Open AetherUnbound opened 5 months ago
Whoever does this issue should reach out to Science Museum and let them know about the bug, too: feedback@sciencemuseum.ac.uk from https://collection.sciencemuseumgroup.org.uk/about
@AetherUnbound do you know if we've already done that, by chance?
I have not, I intend to though when I'm next in front of my computer! I had just enough time to fill this issue out and get down the context before I had to step away.
I ran the same range locally and the error no longer occurs, closing!
Reopening as I've encountered this issue while testing #4105.
@stacimc do you mind sharing the query params for the case that's failing currently?
Sure -- just a few minutes into ingestion, unfortunately:
"initial_query_params":{
"date[from]":1500
"date[to]":1750
"has_image":1
"image_license":"CC"
"page[number]":43
"page[size]":100
}
Thanks! I've emailed the folks at the Science Museum Group with this information.

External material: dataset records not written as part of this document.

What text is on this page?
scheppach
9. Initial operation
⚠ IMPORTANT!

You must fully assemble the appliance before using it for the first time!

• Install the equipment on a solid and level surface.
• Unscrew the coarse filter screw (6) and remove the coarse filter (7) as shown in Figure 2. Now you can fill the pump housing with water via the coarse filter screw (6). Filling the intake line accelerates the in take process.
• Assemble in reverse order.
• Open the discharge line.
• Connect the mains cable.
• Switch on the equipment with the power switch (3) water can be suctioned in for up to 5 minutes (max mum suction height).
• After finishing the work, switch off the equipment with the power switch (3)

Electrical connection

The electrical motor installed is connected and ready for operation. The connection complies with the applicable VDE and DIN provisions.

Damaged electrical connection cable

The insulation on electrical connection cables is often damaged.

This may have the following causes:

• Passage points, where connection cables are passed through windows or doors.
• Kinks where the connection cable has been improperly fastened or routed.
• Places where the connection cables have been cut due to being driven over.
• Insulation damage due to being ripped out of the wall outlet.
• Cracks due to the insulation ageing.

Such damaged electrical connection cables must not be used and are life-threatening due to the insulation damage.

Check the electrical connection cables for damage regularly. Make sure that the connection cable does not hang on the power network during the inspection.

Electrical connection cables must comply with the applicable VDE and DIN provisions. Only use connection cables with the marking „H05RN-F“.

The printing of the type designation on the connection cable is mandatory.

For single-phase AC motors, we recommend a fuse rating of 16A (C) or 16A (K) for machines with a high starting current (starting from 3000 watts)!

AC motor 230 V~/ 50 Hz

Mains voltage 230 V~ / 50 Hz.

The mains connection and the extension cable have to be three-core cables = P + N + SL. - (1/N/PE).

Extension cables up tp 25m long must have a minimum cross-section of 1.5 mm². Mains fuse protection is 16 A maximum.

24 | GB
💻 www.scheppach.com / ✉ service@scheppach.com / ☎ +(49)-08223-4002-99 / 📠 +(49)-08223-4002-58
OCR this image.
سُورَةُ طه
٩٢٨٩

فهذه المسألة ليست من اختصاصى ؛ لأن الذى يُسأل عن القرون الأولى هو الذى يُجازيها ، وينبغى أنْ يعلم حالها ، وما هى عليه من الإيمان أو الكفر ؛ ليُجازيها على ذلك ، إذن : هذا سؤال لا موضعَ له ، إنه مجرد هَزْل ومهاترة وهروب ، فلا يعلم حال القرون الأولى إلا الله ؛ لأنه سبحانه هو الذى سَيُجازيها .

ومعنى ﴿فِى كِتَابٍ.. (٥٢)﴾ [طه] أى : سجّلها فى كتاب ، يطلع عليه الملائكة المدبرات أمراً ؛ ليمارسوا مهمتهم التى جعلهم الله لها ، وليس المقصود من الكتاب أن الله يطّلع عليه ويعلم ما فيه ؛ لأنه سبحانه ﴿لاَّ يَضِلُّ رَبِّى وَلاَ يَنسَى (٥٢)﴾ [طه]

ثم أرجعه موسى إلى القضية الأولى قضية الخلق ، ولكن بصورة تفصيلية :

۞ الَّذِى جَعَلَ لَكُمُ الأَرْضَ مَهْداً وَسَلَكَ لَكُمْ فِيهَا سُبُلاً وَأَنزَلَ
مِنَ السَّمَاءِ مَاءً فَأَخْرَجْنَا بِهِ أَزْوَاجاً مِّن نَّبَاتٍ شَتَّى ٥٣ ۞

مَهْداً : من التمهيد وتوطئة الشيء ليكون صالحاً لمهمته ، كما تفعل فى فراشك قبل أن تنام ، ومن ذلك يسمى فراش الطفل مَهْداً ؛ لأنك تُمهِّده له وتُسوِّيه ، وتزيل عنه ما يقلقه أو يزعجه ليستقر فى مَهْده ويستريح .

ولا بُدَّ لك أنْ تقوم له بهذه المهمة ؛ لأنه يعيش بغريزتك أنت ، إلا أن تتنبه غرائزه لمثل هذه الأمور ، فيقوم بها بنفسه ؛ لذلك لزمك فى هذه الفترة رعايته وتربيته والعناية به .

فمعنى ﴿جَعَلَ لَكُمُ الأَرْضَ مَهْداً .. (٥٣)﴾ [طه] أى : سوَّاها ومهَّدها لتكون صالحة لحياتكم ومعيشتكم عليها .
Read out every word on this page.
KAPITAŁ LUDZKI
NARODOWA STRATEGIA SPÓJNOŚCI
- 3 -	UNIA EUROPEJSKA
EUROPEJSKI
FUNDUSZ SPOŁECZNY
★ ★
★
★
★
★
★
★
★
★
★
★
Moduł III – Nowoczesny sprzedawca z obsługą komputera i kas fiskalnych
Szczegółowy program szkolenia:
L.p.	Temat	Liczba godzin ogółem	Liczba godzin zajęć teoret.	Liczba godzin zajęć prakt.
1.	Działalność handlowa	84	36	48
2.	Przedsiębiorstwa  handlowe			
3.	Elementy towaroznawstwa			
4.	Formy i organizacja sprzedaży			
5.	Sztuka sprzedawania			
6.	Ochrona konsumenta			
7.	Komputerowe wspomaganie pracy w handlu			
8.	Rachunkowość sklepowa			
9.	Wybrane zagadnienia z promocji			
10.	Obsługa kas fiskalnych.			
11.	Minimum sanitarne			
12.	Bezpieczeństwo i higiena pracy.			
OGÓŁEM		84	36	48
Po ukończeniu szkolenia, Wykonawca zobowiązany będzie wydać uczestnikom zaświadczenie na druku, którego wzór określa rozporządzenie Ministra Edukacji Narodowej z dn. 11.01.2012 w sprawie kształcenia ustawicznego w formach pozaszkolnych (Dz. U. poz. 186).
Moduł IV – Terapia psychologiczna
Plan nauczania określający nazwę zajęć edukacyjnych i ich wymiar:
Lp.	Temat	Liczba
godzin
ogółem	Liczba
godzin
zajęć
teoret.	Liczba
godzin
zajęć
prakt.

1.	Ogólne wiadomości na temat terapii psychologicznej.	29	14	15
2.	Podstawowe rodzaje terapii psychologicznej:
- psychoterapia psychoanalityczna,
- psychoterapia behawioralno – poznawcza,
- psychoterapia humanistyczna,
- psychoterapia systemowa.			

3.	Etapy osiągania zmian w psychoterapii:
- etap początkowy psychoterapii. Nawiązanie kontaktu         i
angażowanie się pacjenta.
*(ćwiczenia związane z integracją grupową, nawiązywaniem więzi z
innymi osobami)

Thanks @AetherUnbound. For the time being I've updated the SKIPPED_INGESTION_ERRORS
configuration to skip batches with this particular error, and restarted the DAG.
Airflow log link
https://airflow.openverse.engineering/log?execution_date=2024-03-01T00%3A00%3A00%2B00%3A00&task_id=ingest_data.pull_image_data&dag_id=science_museum_workflow&map_index=-1
Description
It appears as though the Science Museum DAG is failing for this particular URL (specifically, these parameters):
https://collection.sciencemuseumgroup.org.uk/search/?has_image=1&image_license=CC&page[size]=100&page[number]=39&date[from]=0&date[to]=200
Reproduction
Changing the
page[number]
param from 39 to 40 returns a non-503 response:https://collection.sciencemuseumgroup.org.uk/search/?has_image=1&image_license=CC&page[size]=100&page[number]=40&date[from]=0&date[to]=200
Since this is entirely an upstream bug, I think the best case here might be to skip a particular page if we receive a 503 response specifically.
DAG status
No change, this is a monthly DAG and we should hopefully address it soon.